Scientists are investigating the phenomenon, which might be caused by algae usually observed in Greenland, after the discoloured snow appeared on the Presena Glacia, around 30 miles from the city of Trento.
Biagio Di Mauro of Italy's National Research Council said the algae, called Ancylonema nordenskioeldii, was the likely culprit, and that he had previously studied it on a glacier in Switzerland.
“The alga is not dangerous, it is a natural phenomenon that occurs during the spring and summer periods in the middle latitudes but also at the poles," he told news service Science X.
Because ice is white, it reflects most of the sun's energy, but darker algae means more of that heat is absorbed, both melting the ice and warming the climate.

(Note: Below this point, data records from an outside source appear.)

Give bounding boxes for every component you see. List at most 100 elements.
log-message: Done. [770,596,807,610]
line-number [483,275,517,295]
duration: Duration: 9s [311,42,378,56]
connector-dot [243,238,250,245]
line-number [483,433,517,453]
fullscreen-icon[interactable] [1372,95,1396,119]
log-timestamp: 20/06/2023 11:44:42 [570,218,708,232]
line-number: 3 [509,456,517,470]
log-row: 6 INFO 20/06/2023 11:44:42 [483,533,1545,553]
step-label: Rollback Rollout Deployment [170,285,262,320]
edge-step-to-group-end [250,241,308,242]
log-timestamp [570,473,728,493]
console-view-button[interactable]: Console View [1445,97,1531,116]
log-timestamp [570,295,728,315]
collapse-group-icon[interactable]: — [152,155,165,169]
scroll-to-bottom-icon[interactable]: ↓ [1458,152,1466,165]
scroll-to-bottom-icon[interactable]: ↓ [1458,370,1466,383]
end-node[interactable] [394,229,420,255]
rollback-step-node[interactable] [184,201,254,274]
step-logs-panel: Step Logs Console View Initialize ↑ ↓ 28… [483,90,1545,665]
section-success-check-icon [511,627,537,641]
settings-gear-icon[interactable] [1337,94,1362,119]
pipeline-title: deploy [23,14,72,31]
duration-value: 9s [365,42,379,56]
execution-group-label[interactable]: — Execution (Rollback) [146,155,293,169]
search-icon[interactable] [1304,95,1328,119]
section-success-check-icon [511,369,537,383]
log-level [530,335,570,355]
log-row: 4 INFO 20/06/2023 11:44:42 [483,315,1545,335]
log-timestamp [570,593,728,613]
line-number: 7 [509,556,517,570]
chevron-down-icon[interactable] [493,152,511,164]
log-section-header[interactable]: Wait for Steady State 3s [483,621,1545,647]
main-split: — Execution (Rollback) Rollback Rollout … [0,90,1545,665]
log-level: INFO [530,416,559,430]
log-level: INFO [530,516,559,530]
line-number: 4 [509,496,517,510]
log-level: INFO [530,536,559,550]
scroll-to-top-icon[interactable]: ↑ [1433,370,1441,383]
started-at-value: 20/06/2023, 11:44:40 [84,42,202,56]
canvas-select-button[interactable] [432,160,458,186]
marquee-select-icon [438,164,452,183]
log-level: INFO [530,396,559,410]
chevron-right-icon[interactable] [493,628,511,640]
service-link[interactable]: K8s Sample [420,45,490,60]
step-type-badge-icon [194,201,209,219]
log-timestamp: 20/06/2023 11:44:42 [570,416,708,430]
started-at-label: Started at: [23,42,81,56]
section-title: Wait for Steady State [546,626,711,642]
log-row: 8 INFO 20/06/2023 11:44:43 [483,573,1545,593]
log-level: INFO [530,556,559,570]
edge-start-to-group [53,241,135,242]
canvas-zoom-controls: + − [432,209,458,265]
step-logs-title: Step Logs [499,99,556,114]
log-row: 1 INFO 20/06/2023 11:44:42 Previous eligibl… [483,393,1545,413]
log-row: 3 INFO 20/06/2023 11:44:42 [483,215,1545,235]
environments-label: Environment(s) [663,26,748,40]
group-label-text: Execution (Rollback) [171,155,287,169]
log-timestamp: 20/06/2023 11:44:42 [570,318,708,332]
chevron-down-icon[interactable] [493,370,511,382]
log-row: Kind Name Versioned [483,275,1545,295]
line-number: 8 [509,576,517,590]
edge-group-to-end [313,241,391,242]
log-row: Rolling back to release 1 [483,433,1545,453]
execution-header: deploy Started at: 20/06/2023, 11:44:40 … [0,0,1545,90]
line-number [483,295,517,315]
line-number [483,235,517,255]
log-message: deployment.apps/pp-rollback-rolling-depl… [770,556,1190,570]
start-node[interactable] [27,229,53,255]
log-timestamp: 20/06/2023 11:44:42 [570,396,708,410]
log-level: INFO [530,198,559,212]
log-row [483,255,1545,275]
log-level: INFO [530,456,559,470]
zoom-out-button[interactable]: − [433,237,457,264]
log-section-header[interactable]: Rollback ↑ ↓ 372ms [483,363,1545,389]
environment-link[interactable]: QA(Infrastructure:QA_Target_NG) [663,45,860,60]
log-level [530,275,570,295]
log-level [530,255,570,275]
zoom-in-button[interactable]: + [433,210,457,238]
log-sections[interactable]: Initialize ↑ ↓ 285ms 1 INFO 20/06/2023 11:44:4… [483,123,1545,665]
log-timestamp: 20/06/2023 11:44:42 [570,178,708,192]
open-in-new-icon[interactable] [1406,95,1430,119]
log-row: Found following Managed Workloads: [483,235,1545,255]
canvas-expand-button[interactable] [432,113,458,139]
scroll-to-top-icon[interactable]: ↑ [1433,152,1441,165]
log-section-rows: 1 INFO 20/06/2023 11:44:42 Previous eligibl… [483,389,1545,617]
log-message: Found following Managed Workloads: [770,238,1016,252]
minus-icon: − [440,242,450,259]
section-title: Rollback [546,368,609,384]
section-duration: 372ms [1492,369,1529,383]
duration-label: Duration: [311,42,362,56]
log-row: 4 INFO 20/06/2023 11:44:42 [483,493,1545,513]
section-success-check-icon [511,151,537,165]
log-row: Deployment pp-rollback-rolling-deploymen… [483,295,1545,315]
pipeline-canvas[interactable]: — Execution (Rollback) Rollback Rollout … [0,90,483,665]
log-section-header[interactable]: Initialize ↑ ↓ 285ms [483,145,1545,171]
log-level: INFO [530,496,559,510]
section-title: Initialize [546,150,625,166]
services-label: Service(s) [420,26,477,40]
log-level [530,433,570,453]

A warmer climate and melting ice then improves conditions for the algae, which has more ready access to water and oxygen.
“Everything that darkens the snow causes it to melt because it accelerates the absorption of radiation,” Dr Di Mauro said.
“We are trying to quantify the effect of other phenomena besides the human one on the overheating of the Earth."
In February, researchers released images of the red snow at Vernadsky Research Base, while scientists from Cambridge University in May revealed vast areas of green snow near a penguin colony.
A 2018 United Nations report found the planet was on track to reach 1.5C between 2030 and 2052 if temperatures continues to increase at the current rate, and 3C by the end of the century.
Once we hit 2C warming, the world will be a profoundly different place. There will be almost no coral reef remaining, the Arctic will be completely devoid of ice during summer at least once a decade, and huge numbers of animals and plants will become extinct as their habitat becomes smaller and smaller.